Xinghuoliaoyuan further notes that according to publically available data, inspectors across China investigated 2,421 Communist party members in 2009 in cases that involved capital of 382 million yuan (US$60.08 million).
A friend once told me there is great pressure to work in government departments these days.
“We are often told to create phony bookkeeping with annual expenses twice or three times the actual amount,” the friend said.
What lies behind such actions is the confidence that one’s position in society or within the government will maintain one’s impunity.
In fact, most serious criminal cases in China do not involve the socially underprivileged but rather what might be called the criminal upper class: corrupt officials, managers of state-owned enterprises, and public security and military officers.
People in these positions know that the law – at least for them – is not absolute. Their authority and their access to powerful personal networks provide a buffer to justice.
One needs to look no further than the recent sentencing of Gu Kailai, wife of deposed senior Communist party official Bo Xilai, who was imprisoned for life instead of given the death penalty for her involvement in the killing of a British businessman.
Analysts have already suggested that Gu Kailai could regain her freedom via medical parole in just nine years.
And what of those members of society, particularly the poor and disenfranchised, who do not enjoy the privileges of power or impunity? They have no outlet to express their dissatisfaction with an increasingly corrupt society, where justice is the exception rather than the rule.
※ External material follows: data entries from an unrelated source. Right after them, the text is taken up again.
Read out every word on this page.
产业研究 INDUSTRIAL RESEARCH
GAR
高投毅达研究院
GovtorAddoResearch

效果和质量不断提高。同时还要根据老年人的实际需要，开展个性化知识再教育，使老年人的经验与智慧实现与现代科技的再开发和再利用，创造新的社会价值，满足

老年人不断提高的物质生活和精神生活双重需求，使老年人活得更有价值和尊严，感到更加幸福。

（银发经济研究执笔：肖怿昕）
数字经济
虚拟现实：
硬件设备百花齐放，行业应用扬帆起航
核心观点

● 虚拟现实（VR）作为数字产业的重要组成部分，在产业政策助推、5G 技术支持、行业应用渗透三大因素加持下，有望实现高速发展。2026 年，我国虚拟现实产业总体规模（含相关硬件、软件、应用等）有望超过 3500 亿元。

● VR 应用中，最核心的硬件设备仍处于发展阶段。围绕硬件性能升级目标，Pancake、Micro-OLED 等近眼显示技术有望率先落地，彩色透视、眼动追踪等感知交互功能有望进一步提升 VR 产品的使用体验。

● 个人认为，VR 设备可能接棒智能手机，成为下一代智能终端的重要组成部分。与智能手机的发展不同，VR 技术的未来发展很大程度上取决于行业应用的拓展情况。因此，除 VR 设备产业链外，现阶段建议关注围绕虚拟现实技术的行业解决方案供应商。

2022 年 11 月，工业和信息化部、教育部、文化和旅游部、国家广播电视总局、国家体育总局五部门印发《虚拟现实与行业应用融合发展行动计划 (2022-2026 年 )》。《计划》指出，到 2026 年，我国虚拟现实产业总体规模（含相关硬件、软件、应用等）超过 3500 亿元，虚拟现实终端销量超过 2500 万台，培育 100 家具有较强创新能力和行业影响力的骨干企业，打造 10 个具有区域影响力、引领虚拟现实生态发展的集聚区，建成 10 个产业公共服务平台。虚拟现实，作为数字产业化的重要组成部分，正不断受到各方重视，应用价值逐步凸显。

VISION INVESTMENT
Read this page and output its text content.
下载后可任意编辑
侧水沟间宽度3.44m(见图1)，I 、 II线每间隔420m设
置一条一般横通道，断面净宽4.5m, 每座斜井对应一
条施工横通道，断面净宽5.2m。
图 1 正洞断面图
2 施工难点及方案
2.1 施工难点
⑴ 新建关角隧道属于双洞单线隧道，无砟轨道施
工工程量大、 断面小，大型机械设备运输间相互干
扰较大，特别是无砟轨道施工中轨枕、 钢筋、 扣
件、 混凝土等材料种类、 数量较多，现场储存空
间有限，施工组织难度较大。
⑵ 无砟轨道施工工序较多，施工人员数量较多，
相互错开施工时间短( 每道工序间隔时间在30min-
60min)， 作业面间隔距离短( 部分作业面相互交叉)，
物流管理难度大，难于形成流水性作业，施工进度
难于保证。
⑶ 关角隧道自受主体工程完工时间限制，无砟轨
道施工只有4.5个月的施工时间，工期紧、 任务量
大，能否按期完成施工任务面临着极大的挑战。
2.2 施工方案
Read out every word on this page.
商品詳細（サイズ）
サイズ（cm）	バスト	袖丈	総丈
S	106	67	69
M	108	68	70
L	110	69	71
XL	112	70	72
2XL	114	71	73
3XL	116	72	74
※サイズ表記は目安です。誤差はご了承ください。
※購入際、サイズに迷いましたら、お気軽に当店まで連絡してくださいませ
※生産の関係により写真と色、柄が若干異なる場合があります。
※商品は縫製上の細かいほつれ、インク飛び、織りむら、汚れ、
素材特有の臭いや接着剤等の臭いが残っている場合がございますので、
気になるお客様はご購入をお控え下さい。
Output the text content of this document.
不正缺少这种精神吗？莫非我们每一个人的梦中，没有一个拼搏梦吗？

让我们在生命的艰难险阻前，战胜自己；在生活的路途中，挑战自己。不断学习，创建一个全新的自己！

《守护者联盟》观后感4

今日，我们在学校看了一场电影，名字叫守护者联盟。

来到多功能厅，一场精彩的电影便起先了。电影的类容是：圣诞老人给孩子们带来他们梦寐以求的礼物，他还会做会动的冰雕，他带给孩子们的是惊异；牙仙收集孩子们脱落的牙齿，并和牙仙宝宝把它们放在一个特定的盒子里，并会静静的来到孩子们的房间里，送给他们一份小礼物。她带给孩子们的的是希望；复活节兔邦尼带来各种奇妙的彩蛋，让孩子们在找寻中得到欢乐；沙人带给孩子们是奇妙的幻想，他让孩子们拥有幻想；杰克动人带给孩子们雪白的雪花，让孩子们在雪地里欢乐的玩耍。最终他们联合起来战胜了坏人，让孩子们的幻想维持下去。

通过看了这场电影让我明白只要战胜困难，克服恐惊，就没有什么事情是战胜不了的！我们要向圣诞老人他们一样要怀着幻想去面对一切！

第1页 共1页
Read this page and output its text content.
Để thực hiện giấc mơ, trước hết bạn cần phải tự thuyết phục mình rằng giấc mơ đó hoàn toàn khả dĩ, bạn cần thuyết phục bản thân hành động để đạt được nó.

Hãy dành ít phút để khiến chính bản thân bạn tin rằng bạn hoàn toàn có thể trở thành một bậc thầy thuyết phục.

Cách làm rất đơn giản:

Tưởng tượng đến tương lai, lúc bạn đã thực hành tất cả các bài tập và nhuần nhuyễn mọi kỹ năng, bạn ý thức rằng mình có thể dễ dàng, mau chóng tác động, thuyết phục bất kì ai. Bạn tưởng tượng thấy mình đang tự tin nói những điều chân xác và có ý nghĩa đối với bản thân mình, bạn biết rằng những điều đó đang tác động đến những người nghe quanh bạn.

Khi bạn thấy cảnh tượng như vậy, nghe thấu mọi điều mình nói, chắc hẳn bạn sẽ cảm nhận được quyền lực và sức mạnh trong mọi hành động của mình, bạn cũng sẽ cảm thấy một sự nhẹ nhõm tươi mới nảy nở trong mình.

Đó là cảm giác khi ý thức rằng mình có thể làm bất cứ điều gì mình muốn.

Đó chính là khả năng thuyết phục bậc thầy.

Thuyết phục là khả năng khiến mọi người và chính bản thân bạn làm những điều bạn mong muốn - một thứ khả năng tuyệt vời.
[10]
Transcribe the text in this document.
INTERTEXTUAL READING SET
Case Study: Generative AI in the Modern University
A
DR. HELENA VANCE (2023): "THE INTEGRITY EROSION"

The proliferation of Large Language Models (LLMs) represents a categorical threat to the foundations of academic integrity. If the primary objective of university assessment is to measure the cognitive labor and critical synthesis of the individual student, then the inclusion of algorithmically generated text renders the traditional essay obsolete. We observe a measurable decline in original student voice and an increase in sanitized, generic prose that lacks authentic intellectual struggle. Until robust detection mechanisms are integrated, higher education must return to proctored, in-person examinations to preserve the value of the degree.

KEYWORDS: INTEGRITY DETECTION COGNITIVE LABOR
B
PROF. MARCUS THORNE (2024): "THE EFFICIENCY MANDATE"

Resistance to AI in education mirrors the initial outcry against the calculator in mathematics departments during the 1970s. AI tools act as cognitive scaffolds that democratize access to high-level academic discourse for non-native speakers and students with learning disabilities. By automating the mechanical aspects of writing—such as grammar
They get angry. They look for other means to attain the kind of lifestyle that is out of reach through legitimate means.
Such was the case with Zhou Kehua.
But crime affects all segments of society. In less than 24 hours after Zhou Kehua was shot dead, a county education bureau chief in Guangxi province died from injuries sustained during a robbery.
The media is full of such stories. And while they may be worthy of our reflection, they demand action on the part of state officials, who in many cases should be ashamed of the example they set.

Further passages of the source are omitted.